2021 IEEE International Conference on Digital Society and Intelligent Systems (IEEE-DSInS 2021)
Dr. Quan Bai

Home

Dr. Quan Bai

School of ICT, University of Tasmania, Australia


Biography: Dr. Quan Bai is an associate professor and the leader of the AI Research Group at the School of ICT, University of Tasmania (UTAS), Australia. His research mainly focuses on multi-agent coordination, trust mining and agent-based modelling for complex systems. He has over 110 research publications and attracted more than $2,000,000 research grants. He has involved in the organisation of a number of international conferences, including AAMAS, PRIMA, PRICAI and AJCAI.

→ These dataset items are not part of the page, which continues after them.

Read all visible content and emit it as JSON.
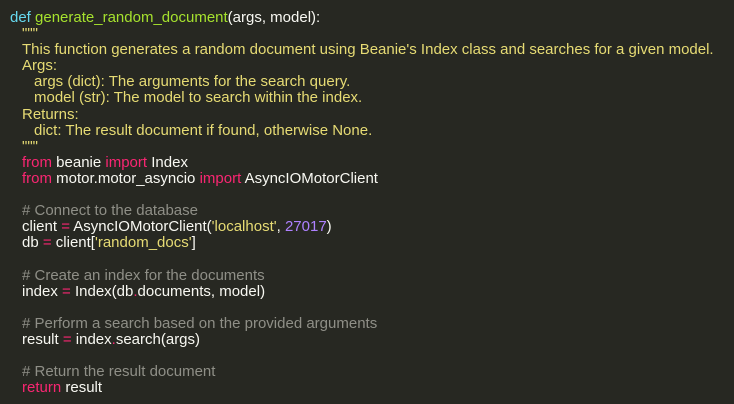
{
  "editor": {
    "colors": {
      "background": "#272822",
      "plain": "#f8f8f2",
      "keyword": "#f92672",
      "storage": "#66d9ef",
      "function": "#a6e22e",
      "docstring": "#e6db74",
      "string": "#e6db74",
      "number": "#ae81ff",
      "operator": "#f92672",
      "comment": "#8f8f87"
    },
    "lines": [
      {
        "indent": 0,
        "tokens": [
          {
            "t": "def",
            "k": "storage"
          },
          {
            "t": " ",
            "k": "plain"
          },
          {
            "t": "generate_random_document",
            "k": "function"
          },
          {
            "t": "(args, model):",
            "k": "plain"
          }
        ]
      },
      {
        "indent": 1,
        "tokens": [
          {
            "t": "\"\"\"",
            "k": "docstring"
          }
        ]
      },
      {
        "indent": 1,
        "tokens": [
          {
            "t": "This function generates a random document using Beanie's Index class and searches for a given model.",
            "k": "docstring"
          }
        ]
      },
      {
        "indent": 1,
        "tokens": [
          {
            "t": "Args:",
            "k": "docstring"
          }
        ]
      },
      {
        "indent": 2,
        "tokens": [
          {
            "t": "args (dict): The arguments for the search query.",
            "k": "docstring"
          }
        ]
      },
      {
        "indent": 2,
        "tokens": [
          {
            "t": "model (str): The model to search within the index.",
            "k": "docstring"
          }
        ]
      },
      {
        "indent": 1,
        "tokens": [
          {
            "t": "Returns:",
            "k": "docstring"
          }
        ]
      },
      {
        "indent": 2,
        "tokens": [
          {
            "t": "dict: The result document if found, otherwise None.",
            "k": "docstring"
          }
        ]
      },
      {
        "indent": 1,
        "tokens": [
          {
            "t": "\"\"\"",
            "k": "docstring"
          }
        ]
      },
      {
        "indent": 1,
        "tokens": [
          {
            "t": "from",
            "k": "keyword"
          },
          {
            "t": " beanie ",
            "k": "plain"
          },
          {
            "t": "import",
            "k": "keyword"
          },
          {
            "t": " Index",
            "k": "plain"
          }
        ]
      },
      {
        "indent": 1,
        "tokens": [
          {
            "t": "from",
            "k": "keyword"
          },
          {
            "t": " motor.motor_asyncio ",
            "k": "plain"
          },
          {
            "t": "import",
            "k": "keyword"
          },
          {
            "t": " AsyncIOMotorClient",
            "k": "plain"
          }
        ]
      },
      {
        "indent": 0,
        "tokens": []
      },
      {
        "indent": 1,
        "tokens": [
          {
            "t": "# Connect to the database",
            "k": "comment"
          }
        ]
      },
      {
        "indent": 1,
        "tokens": [
          {
            "t": "client ",
            "k": "plain"
          },
          {
            "t": "=",
            "k": "operator"
          },
          {
            "t": " AsyncIOMotorClient(",
            "k": "plain"
          },
          {
            "t": "'localhost'",
            "k": "string"
          },
          {
            "t": ", ",
            "k": "plain"
          },
          {
            "t": "27017",
            "k": "number"
          },
          {
            "t": ")",
            "k": "plain"
          }
        ]
      },
      {
        "indent": 1,
        "tokens": [
          {
            "t": "db ",
            "k": "plain"
          },
          {
            "t": "=",
            "k": "operator"
          },
          {
            "t": " client[",
            "k": "plain"
          },
          {
            "t": "'random_docs'",
            "k": "string"
          },
          {
            "t": "]",
            "k": "plain"
          }
        ]
      },
      {
        "indent": 0,
        "tokens": []
      },
      {
        "indent": 1,
        "tokens": [
          {
            "t": "# Create an index for the documents",
            "k": "comment"
          }
        ]
      },
      {
        "indent": 1,
        "tokens": [
          {
            "t": "index ",
            "k": "plain"
          },
          {
            "t": "=",
            "k": "operator"
          },
          {
            "t": " Index(db",
            "k": "plain"
          },
          {
            "t": ".",
            "k": "operator"
          },
          {
            "t": "documents, model)",
            "k": "plain"
          }
        ]
      },
      {
        "indent": 0,
        "tokens": []
      },
      {
        "indent": 1,
        "tokens": [
          {
            "t": "# Perform a search based on the provided arguments",
            "k": "comment"
          }
        ]
      },
      {
        "indent": 1,
        "tokens": [
          {
            "t": "result ",
            "k": "plain"
          },
          {
            "t": "=",
            "k": "operator"
          },
          {
            "t": " index",
            "k": "plain"
          },
          {
            "t": ".",
            "k": "operator"
          },
          {
            "t": "search(args)",
            "k": "plain"
          }
        ]
      },
      {
        "indent": 0,
        "tokens": []
      },
      {
        "indent": 1,
        "tokens": [
          {
            "t": "# Return the result document",
            "k": "comment"
          }
        ]
      },
      {
        "indent": 1,
        "tokens": [
          {
            "t": "return",
            "k": "keyword"
          },
          {
            "t": " result",
            "k": "plain"
          }
        ]
      }
    ]
  }
}
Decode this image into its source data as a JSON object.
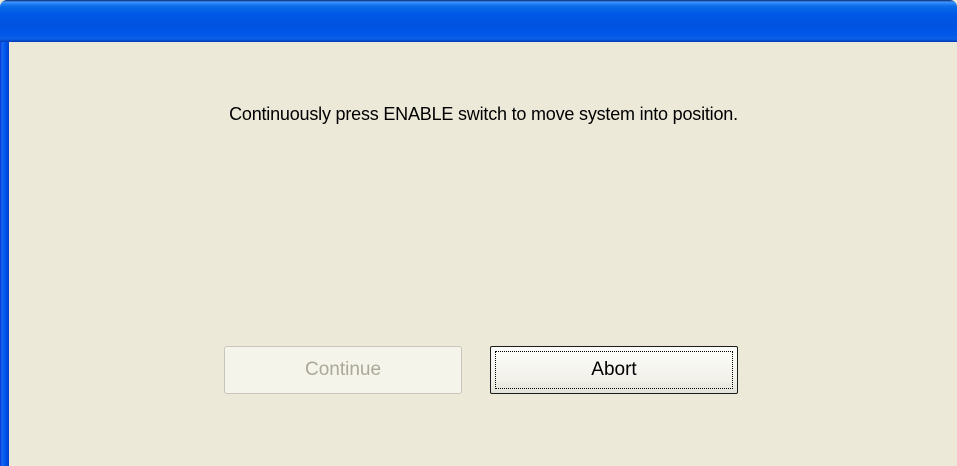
{
  "dialog": {
    "message": "Continuously press ENABLE switch to move system into position.",
    "buttons": {
      "continue_label": "Continue",
      "abort_label": "Abort"
    }
  },
  "colors": {
    "titlebar": "#0058e6",
    "client_background": "#ece9d8",
    "disabled_text": "#aca899"
  }
}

Research Area: Multi-agent systems, agent-based modelling, knowledge representation and discovery, data mining, machine learning


Speech title: Agent-based Influence Propagation Modelling: Methods and Applications


Abstract: With the increasing popularity of online social networks, online information sharing turns out to be pervasive. A variety of innovations simultaneously propagates through online social networks, including both positive and negative information. Influence modelling and control are complex, but critical for many applications. For example, the spread of any undesirable influence potentially breeds threat of rumours and misinformation, which may arouse extensive attention from society. In this talk, I am going to introduce the use of agent-based modelling in influence propagation analysis, and some applications of these methods.